Por Bruno Pernambuco
O tamanho que eu tenho é somente para mim mesmo. É só de mim que vejo ser do tamanho daquilo tudo que vejo. Um sentimento é, em cada momento, o sentimento de muitas coisas simultaneamente, e eu não sou mais do que aquela parte que fica de mim em cada coisa.
Uma pulsação atravessa, é a pulsação de múltiplas coisas ao mesmo tempo. Um mesmo olhar se abre em múltiplos passados. Diferentes lembranças são afinal retratos múltiplos de uma mesma coisa. A rememoração não representa nada a não ser a própria memória, em sua antecipação, anterior à realidade. A lembrança de um dia alegre, resplandecente, ou de um amor em que se acreditou, ou da calma que certa vez se percebeu no olhar fechado dum morto é a mesma que a lembrança de um rosto que nunca se viu. Sua existência não é mais que uma sugestão, uma antimemória, um segredo que desapareceu antes mesmo da palavra que pudesse guardá-lo.

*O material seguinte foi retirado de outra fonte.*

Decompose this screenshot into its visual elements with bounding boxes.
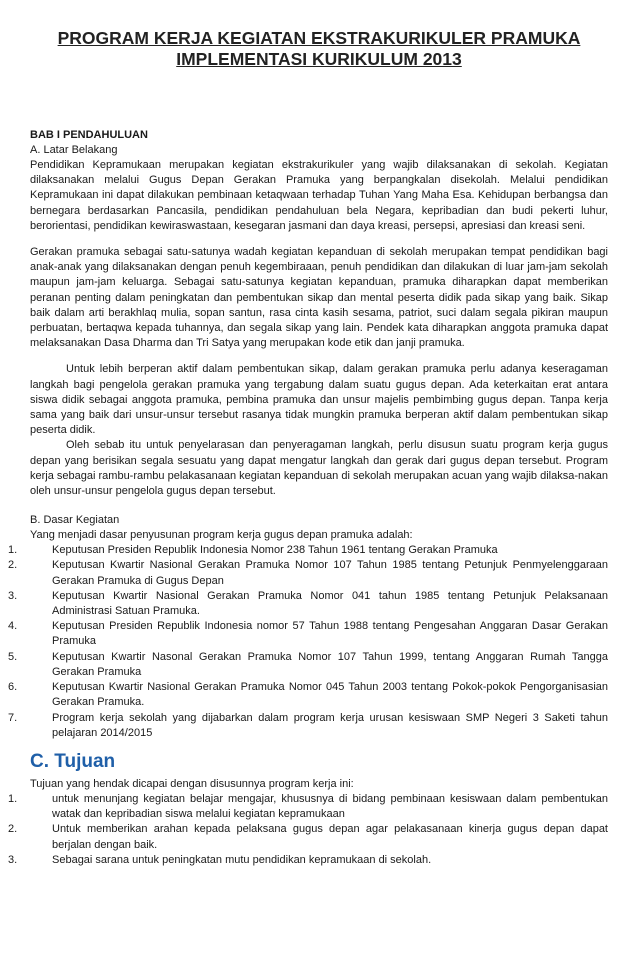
dasar-list <box>8 543 608 741</box>
title-line-1: PROGRAM KERJA KEGIATAN EKSTRAKURIKULER PRAMUKA <box>57 28 581 48</box>
list-item: 7. Program kerja sekolah yang dijabarkan dalam program kerja urusan kesiswaan SMP Negeri 3 Saketi tahun pelajaran 2014/2015 <box>8 711 608 739</box>
list-item: 5. Keputusan Kwartir Nasonal Gerakan Pramuka Nomor 107 Tahun 1999, tentang Anggaran Rumah Tangga Gerakan Pramuka <box>8 650 608 678</box>
section-b-intro: Yang menjadi dasar penyusunan program kerja gugus depan pramuka adalah: <box>30 529 413 542</box>
tujuan-list <box>8 792 608 868</box>
list-item: 2. Keputusan Kwartir Nasional Gerakan Pramuka Nomor 107 Tahun 1985 tentang Petunjuk Penmyelenggaraan Gerakan Pramuka di Gugus Depan <box>8 559 608 587</box>
list-item: 6. Keputusan Kwartir Nasional Gerakan Pramuka Nomor 045 Tahun 2003 tentang Pokok-pokok Pengorganisasian Gerakan Pramuka. <box>8 681 608 709</box>
list-item: 2. Untuk memberikan arahan kepada pelaksana gugus depan agar pelakasanaan kinerja gugus depan dapat berjalan dengan baik. <box>8 823 608 851</box>
section-c-intro: Tujuan yang hendak dicapai dengan disusunnya program kerja ini: <box>30 777 354 790</box>
section-b-heading: B. Dasar Kegiatan <box>30 514 120 527</box>
list-item: 3. Sebagai sarana untuk peningkatan mutu pendidikan kepramukaan di sekolah. <box>8 853 432 866</box>
document-title <box>30 28 608 70</box>
paragraph-3: Untuk lebih berperan aktif dalam pembentukan sikap, dalam gerakan pramuka perlu adanya keseragaman langkah bagi pengelola gerakan pramuka yang tergabung dalam suatu gugus depan. Ada keterkaitan erat antara siswa didik sebagai anggota pramuka, pembina pramuka dan unsur majelis pembimbing gugus depan. Tanpa kerja sama yang baik dari unsur-unsur tersebut rasanya tidak mungkin pramuka berperan aktif dalam pembentukan sikap peserta didik. <box>30 363 608 437</box>
paragraph-2: Gerakan pramuka sebagai satu-satunya wadah kegiatan kepanduan di sekolah merupakan tempat pendidikan bagi anak-anak yang dilaksanakan dengan penuh kegembiraaan, penuh pendidikan dan dilakukan di luar jam-jam sekolah maupun jam-jam keluarga. Sebagai satu-satunya kegiatan kepanduan, pramuka diharapkan dapat memberikan peranan penting dalam peningkatan dan pembentukan sikap dan mental peserta didik pada sikap yang baik. Sikap baik dalam arti berakhlaq mulia, sopan santun, rasa cinta kasih sesama, patriot, suci dalam segala pikiran maupun perbuatan, bertaqwa kepada tuhannya, dan segala sikap yang lain. Pendek kata diharapkan anggota pramuka dapat melaksanakan Dasa Dharma dan Tri Satya yang merupakan kode etik dan janji pramuka. <box>30 246 608 350</box>
list-item: 1. Keputusan Presiden Republik Indonesia Nomor 238 Tahun 1961 tentang Gerakan Pramuka <box>8 544 498 557</box>
section-a-heading: A. Latar Belakang <box>30 144 118 156</box>
paragraph-4: Oleh sebab itu untuk penyelarasan dan penyeragaman langkah, perlu disusun suatu program kerja gugus depan yang berisikan segala sesuatu yang dapat mengatur langkah dan gerak dari gugus depan tersebut. Program kerja sebagai rambu-rambu pelakasanaan kegiatan kepanduan di sekolah merupakan acuan yang wajib dilaksa-nakan oleh unsur-unsur pengelola gugus depan tersebut. <box>30 439 608 498</box>
list-item: 1. untuk menunjang kegiatan belajar mengajar, khususnya di bidang pembinaan kesiswaan dalam pembentukan watak dan kepribadian siswa melalui kegiatan kepramukaan <box>8 792 608 821</box>
paragraph-1: Pendidikan Kepramukaan merupakan kegiatan ekstrakurikuler yang wajib dilaksanakan di sekolah. Kegiatan dilaksanakan melalui Gugus Depan Gerakan Pramuka yang berpangkalan disekolah. Melalui pendidikan Kepramukaan ini dapat dilakukan pembinaan ketaqwaan terhadap Tuhan Yang Maha Esa. Kehidupan berbangsa dan bernegara berdasarkan Pancasila, pendidikan pendahuluan bela Negara, kepribadian dan budi pekerti luhur, berorientasi, pendidikan kewiraswastaan, kesegaran jasmani dan daya kreasi, persepsi, apresiasi dan kreasi seni. <box>30 159 608 232</box>
list-item: 4. Keputusan Presiden Republik Indonesia nomor 57 Tahun 1988 tentang Pengesahan Anggaran Dasar Gerakan Pramuka <box>8 620 608 648</box>
section-c-heading: C. Tujuan <box>30 750 116 772</box>
title-line-2: IMPLEMENTASI KURIKULUM 2013 <box>176 49 462 69</box>
chapter-heading: BAB I PENDAHULUAN <box>30 129 148 141</box>
list-item: 3. Keputusan Kwartir Nasional Gerakan Pramuka Nomor 041 tahun 1985 tentang Petunjuk Pelaksanaan Administrasi Satuan Pramuka. <box>8 589 608 618</box>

Enigmas nas pedras e também no mar. Enigmas na caixa vazia e nos males que estiveram guardados. Num grande adiamento e numa certeza súbita, que atravessa com a marca dessas menores e mais fortes coisas do dia. Num isolamento, numa remissão, e numa entrega completa, ainda que solitária, à noite. É impossível dizer o quanto a indefinição que existe fora é a mesma que existe em mim - e é impreciso dizer o quanto as duas se reconhecem, se trocam, se cumprimentam, se conversam também indefinidamente.
Uma parte de mim pensa que volto demais ao passado. Creio, e, mais surpreendentemente, realmente creio que se engana. De qualquer forma o engano me traz novamente o alívio de aquele acontecimento nunca fora de fato meu. Estar no passado é saber que ele é nada.